Monday, 4 January 2010

Gay Africa - the discussion over at Think Christian

I don't normally really have time to get involved in online discussions but got waylaid a little this evening by David Ker's post at Think Christian on Gay Africa.
Here's the first paragraph from David's piece:

For those of us who label homosexual practice as a sin it can be easy to get muddled up about government attempts to legislate and prosecute sexual behavior. There is a difference between legislation designed to protect the vulnerable from victimization and that which tries to monitor and control consensual relationships. We must stand up for children and women at risk. Society must create a safe environment for its citizens, free from rape, chronic abuse and exploitation. But while the church can condemn adultery, fornication, pornography, prostitution and homosexuality as corrosive behavior we shouldn’t try to police them. The church exists as a society within a society. We have an obligation to God’s Word and his flock to strive toward purity. But outside the walls of the church our role is different. We can be prophets of truth but never legislators of behavior. That’s why a theocracy like ancient Israel failed from the beginning. A quick survey of the crude and androcentric laws found in the Book of Numbers show just how wrong we can get it.
Continue reading and get involved in the comments here. Below is part of (well actually very nearly all of) my second comment. I suppose what I find interesting about very occassionally getting involved in these online discussions is how they can sometimes get me to say something I'd not written or even thought much about before. to be fair I have done quite a lot of thinking about homosexuality and about who is "in" and "out" for the church, I just don't write about it here, mainly because I'm very wary of getting drawn onto discussions I won't be able to cope with.
Let me also be clear that I don't equate "being" homosexual with "being" sinful anymore than I equate "being" heterosexual with "being" righteous. I am certainly as sinful a person as many of the homosexuals I know, as much in need of transformation and cleansing. I know many celibate homosexuals. I know many who live in faithful long term relationships. I can also fortunately say the same about many heterosexuals I know. I also have many friends who have left partners with whom they have had children and founded new relationships and had further children. I have welcomed them and many other sinners and impure people at the Lord's table - and I have presided that table knowing that I too am far from the transformed human being Christ calls me to be.
It sometimes seems to me that as divorce rates increase there has been a need amongst some of us in the church to look for a new sin to condemn that is not too close to home.
So easy to point to the need for healing in the unknown other and assume that their "lifestyle" is more impure than our own. The many stones of sin in my own hand would be - being rich (oh how difficult it is for a rich woman to get into the kingdom of heaven), being fat (not treating my body as temple of the Holy spirit), not practising the beatitudes or hearing the magnificat call sufficiently. Despite these very great failings (and the Bible has a lot to say about how we use our wealth) I still trust that Christ integrates me with grace and forgiveness to his table and church.

3 Comments:

J. K. Gayle said...

Jane,

I can't speak for anyone else, but I do think that many of us very much appreciate your thoughtful response to David's post. I think you speak for many of us and especially for those who struggle for a place and a voice in the church. (You make us like the Christ who seems so to like us, despite us!)

David Ker said...

Jane, I also appreciate your input. I'm afraid that the comment thread is deteriorating there because of Rick's careless reading of my post. It's hard to have these kinds of discussions online but worth it because I get to listen to people like you and JK.

Jane said...

thanks for your comments - both of you and sorry not to write sooner - when at work I really try to discipline myself and not get involved in my blog during that time! (I do still sneak looks at my stats tho'!)

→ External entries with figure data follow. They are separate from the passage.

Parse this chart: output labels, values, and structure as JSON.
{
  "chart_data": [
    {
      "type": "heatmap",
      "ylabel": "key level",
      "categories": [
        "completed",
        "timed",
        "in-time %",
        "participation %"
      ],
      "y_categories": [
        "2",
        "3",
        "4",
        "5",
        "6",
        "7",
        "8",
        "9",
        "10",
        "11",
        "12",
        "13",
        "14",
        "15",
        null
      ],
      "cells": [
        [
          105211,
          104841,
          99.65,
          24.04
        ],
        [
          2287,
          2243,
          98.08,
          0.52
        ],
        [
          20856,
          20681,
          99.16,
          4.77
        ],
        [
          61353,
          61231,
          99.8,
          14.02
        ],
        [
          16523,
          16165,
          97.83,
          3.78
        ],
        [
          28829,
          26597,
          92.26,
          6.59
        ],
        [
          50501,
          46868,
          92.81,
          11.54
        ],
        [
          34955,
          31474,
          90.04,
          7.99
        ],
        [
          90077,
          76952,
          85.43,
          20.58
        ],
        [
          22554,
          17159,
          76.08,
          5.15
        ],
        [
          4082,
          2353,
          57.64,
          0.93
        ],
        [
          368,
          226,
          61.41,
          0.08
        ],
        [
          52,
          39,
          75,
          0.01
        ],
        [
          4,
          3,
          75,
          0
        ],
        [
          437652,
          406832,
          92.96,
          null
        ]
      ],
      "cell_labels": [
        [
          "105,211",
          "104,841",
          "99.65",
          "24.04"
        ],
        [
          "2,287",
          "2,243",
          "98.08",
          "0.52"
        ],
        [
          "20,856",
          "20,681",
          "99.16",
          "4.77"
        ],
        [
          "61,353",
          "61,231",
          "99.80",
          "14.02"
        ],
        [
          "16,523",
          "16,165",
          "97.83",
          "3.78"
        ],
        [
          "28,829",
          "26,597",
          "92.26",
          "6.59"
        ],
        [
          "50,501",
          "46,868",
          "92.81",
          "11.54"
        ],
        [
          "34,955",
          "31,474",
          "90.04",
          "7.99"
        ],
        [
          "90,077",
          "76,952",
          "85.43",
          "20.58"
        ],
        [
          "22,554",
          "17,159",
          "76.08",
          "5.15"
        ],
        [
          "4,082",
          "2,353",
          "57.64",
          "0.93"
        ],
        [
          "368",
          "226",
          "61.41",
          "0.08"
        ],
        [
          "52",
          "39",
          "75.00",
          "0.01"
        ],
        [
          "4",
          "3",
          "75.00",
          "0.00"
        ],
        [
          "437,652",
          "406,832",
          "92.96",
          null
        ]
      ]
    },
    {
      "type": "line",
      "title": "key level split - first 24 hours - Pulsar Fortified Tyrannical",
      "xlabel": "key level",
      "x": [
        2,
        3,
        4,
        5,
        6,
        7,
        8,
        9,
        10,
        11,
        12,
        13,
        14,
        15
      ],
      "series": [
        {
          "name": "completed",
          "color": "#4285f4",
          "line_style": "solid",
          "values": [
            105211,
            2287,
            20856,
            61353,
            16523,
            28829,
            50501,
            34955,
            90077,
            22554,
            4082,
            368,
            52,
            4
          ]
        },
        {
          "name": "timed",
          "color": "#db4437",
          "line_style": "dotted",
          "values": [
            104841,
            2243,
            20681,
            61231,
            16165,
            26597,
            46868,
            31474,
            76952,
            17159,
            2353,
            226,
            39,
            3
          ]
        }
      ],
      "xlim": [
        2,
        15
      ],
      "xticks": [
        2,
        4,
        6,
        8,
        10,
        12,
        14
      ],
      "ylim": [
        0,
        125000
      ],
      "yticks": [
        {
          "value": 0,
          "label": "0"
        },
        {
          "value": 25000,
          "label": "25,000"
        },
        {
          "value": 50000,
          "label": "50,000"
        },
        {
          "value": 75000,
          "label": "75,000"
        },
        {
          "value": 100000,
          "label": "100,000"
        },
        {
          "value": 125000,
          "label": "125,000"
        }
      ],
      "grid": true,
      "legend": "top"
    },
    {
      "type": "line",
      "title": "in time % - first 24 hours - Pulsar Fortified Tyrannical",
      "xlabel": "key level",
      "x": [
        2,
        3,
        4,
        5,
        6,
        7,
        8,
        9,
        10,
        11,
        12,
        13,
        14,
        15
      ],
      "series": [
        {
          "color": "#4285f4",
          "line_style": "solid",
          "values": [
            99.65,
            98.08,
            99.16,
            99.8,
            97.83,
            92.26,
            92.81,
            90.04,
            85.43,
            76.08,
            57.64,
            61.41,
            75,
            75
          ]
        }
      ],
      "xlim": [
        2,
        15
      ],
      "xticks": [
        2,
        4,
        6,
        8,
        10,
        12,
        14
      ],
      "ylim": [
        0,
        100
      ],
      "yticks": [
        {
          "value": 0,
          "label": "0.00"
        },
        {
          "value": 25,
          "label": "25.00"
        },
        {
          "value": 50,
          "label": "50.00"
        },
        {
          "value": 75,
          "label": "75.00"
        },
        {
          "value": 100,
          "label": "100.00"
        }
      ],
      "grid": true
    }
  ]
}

I get involved in discussions not to prove that I am right but to share convictions. We use and interpret biblical texts in such extraordinary ways - are we allowed to have a life-giving hermeneutic or should we only ever have a sin-defining hermeneutic?

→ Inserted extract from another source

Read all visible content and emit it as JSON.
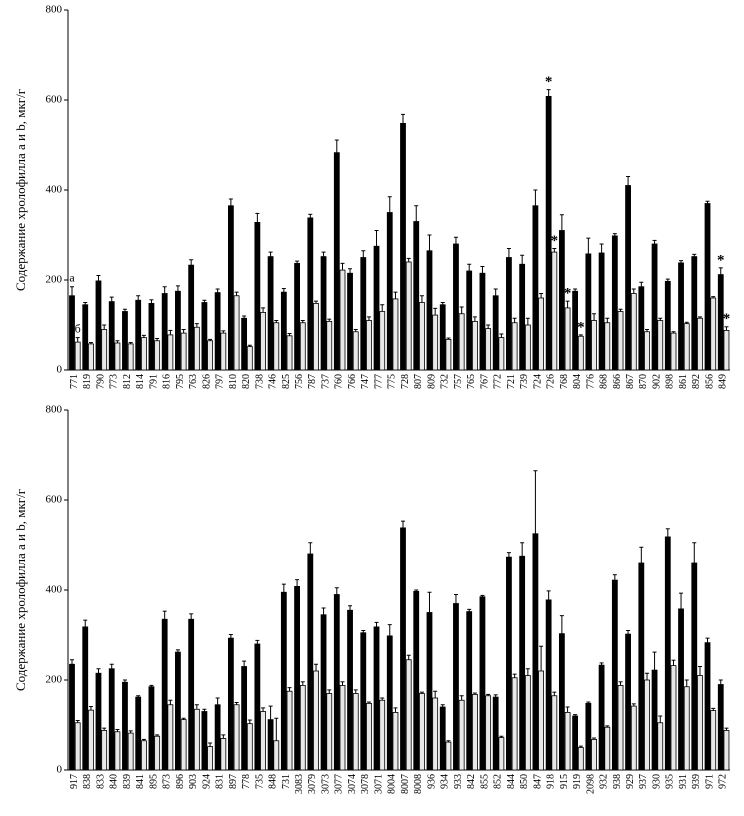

What if the 10 lepers are all homosexual and the one who turns back is the one with HIV? What is the 10 lepers are all French people and the one who turns back is a Moslem? What if the 10 lepers are Americans and teh one who turns back is black or hispanic or Chinese?
Why is it always about sin if it's about homosexuality? Must the "other" for ever be our scapegoat?
I try - I don't always succeed - to read the Bible with hermeneutic of that is life-giving. This means for instance that(as a feminist theologian) I can even in a way give thanks for the outrageous story of the concubine raped and then chopped to pieces in teh book of Judges. Does it justify violence against women? Does it glorify it? is it to be reduced to a story abotu sin? Or can it tell us even today - millennia later - something about the desperate depths human beings can sink to. I give thanks for that text because it means that the biblical narrative is not so distant from the tragic and desperate experiences of our own times.
Every human being is beautifully made. Every human being is flawed.